I never, ever thought I would take part in group therapy. Then again, I never, ever thought I would take part in therapy at all!
I have now completed 2 3-week in-patient hospital stays and have been attending a day programme twice weekly, off and on, for several months now. All in all I have found group therapy to be an experience that takes a while to get used to and a darn sight longer to become any help or benefit, but if you stick with it, are truly dedicated and are lucky enough to have a good and stable facilitator and a relatively committed core group of attendees, it can actually be a very very rewarding supplement to individual therapy.
And yes, for me, group therapy could only ever be a supplement and not a substitute, but a good supplement nonetheless.
The thing about it is that there are many variables which impact on its safety, utility and effectiveness.

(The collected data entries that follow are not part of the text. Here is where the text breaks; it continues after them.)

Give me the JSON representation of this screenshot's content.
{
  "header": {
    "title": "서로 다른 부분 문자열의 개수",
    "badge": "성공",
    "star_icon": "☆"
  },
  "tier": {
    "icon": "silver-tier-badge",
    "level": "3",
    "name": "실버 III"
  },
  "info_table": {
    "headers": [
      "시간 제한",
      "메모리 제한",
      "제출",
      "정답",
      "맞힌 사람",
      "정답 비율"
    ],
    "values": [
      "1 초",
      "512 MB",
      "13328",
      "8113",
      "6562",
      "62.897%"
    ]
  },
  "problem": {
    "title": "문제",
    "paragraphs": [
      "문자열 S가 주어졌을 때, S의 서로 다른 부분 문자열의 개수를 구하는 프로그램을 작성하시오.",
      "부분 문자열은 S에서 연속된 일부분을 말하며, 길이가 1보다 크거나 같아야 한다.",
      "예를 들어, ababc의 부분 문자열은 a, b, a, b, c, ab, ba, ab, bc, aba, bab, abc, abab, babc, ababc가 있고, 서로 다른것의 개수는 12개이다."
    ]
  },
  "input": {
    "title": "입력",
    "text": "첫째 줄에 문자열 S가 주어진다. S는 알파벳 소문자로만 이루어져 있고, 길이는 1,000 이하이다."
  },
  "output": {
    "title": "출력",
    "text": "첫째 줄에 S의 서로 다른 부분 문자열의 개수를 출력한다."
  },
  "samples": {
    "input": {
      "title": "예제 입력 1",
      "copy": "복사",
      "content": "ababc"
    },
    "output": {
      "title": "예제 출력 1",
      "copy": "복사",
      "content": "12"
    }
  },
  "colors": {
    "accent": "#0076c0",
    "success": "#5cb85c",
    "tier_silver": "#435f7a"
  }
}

The participants and their level of respect, social skills, self awareness, commitment and compassion for each other is a critical and very fluid dynamic. Perhaps even more important is the facilitator. Group dynamics, particularly with groups of often unstable people, are very very difficult to manage. A good facilitator can make it - a bad one can break it. And not all therapists can transfer their individual therapeutic skills to a group context - managing a group is a very different skill set.
I say all that to say that I, overall, and with several rocky exceptions, have had a positive group therapy experience. But I have no trouble understanding or accepting how some people don't.